One of the more common uses of TG-IR is to look at the decomposition or degradation of a material. Due to the relatively high detection limits of this method compared to TG-MS or TG-GCMS, it isn’t as useful for detecting trace contaminates or leachates as other methods. However, it does have advantages with looking at the large fragments that come the degradation of polymer or material on burning. This is particularly true for fragments containing functional groups like halogens, oxygen, and nitrogen.
Depending on the material, the fragments that come off from the burn under nitrogen can range from small molecules like CO2 to distinct pieces of the backbone. ECO rubbers for example release monomer molecules on combustion and these are easily seen in the FTIR. In contrast, something like a straight, unmodified polyethylene is going to give CO, CO2 and H2O. Happily, libraries for TG-IR are now available and include both the major polymer types and commonly used additives like antioxidants and slip agents.

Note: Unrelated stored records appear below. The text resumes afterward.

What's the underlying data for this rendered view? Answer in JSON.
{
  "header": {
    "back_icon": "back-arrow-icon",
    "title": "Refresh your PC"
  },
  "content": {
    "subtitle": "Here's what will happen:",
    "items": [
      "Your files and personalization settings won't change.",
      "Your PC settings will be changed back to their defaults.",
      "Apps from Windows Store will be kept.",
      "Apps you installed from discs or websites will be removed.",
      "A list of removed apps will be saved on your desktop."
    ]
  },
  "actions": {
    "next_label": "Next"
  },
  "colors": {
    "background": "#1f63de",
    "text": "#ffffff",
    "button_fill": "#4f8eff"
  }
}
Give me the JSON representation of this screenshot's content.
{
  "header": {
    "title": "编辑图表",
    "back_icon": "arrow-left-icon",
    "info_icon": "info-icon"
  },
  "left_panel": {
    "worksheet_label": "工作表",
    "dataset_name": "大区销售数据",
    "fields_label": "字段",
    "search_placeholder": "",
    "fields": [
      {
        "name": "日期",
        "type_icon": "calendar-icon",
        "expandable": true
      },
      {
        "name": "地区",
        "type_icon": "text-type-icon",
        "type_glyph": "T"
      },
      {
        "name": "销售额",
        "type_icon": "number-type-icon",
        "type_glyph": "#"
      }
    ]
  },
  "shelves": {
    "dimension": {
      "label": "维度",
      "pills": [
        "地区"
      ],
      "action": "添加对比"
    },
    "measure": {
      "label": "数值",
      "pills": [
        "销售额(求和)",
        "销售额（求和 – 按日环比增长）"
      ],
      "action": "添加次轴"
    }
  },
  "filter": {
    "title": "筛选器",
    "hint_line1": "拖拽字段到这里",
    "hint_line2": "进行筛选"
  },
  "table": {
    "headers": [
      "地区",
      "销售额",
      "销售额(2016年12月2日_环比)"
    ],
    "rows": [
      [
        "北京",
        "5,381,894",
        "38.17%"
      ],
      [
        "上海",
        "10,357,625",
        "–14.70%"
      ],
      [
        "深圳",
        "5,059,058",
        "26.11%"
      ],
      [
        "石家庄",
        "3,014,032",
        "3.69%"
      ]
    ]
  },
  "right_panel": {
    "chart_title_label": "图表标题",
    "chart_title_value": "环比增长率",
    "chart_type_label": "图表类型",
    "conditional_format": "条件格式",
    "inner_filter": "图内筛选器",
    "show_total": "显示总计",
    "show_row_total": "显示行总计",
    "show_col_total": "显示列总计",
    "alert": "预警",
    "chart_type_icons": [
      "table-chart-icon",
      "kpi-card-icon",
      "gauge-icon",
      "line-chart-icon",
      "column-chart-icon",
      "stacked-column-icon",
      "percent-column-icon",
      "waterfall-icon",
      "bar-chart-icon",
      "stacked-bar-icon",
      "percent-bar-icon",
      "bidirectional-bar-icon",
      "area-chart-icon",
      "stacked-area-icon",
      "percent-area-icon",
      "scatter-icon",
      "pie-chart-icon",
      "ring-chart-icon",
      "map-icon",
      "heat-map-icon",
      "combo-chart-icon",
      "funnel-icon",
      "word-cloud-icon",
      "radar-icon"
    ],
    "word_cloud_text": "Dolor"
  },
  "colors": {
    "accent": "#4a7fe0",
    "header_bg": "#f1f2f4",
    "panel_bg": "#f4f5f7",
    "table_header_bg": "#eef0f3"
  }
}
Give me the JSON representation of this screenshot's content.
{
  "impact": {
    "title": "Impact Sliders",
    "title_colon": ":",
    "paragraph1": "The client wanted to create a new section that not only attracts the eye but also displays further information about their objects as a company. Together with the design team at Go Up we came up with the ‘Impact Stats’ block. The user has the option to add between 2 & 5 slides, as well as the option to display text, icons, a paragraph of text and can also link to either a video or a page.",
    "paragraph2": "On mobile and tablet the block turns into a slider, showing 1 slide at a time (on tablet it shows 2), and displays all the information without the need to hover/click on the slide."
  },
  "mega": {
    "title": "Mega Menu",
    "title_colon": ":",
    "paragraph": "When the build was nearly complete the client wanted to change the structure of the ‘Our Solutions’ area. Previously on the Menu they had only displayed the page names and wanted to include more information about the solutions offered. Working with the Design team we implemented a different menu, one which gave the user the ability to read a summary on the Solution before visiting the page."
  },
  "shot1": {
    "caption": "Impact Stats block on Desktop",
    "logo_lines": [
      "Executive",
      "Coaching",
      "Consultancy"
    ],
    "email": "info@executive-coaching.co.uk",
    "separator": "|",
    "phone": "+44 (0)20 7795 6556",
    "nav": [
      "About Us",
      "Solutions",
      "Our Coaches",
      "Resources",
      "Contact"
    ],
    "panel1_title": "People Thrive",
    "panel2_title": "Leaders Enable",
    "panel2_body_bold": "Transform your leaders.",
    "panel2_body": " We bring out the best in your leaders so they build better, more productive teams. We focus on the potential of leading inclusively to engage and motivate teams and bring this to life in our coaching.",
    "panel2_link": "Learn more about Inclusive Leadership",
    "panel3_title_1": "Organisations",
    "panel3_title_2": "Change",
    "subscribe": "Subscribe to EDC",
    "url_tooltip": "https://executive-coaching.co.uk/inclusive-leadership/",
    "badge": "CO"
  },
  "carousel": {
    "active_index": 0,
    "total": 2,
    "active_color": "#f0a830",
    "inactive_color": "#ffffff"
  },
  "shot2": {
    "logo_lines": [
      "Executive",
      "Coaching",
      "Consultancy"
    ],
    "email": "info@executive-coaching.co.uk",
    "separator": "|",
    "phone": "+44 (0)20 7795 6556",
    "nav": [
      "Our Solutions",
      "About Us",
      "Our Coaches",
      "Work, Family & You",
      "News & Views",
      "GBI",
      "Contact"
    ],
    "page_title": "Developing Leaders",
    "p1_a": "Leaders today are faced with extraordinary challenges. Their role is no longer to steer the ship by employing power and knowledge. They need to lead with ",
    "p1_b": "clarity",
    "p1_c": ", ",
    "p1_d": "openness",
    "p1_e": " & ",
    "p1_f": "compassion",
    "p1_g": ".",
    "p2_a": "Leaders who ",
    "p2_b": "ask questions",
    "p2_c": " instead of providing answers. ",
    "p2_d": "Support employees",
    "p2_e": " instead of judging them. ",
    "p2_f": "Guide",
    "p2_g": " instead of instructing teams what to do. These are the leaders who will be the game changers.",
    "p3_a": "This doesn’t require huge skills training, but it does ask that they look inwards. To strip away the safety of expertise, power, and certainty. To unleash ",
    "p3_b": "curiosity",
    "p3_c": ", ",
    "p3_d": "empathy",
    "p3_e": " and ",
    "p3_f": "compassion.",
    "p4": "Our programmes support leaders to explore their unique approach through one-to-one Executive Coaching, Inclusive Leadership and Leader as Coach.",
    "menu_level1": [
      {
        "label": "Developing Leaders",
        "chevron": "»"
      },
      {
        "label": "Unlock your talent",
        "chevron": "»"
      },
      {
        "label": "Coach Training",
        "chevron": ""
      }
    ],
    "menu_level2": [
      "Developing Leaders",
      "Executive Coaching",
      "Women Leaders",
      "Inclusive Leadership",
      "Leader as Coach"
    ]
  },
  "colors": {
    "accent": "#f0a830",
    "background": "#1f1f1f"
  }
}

In general, the ability of the FTIR to detect a component is determined by the concentration in the gas phase (normally needs about 0.5-1%), the symmetry of the molecule (IR only sees asymmetric stretches), and the intensity of the band. So both sample size and chemistry come into play. Using a TGA with a large capacity balance will help increase the amount of sample as will heating faster. One can also play with gas flow rates. The chemistry of the molecule is what it is. A symmetric molecule is going to be invisible and you’ll need Raman to see that. The strength of the absorption band is also not something we can change, but it is important to be aware of it. It’s a lot easier to detect stronger bands. Halogens tend to be very visible because of this and the distinctiveness of the spectrum.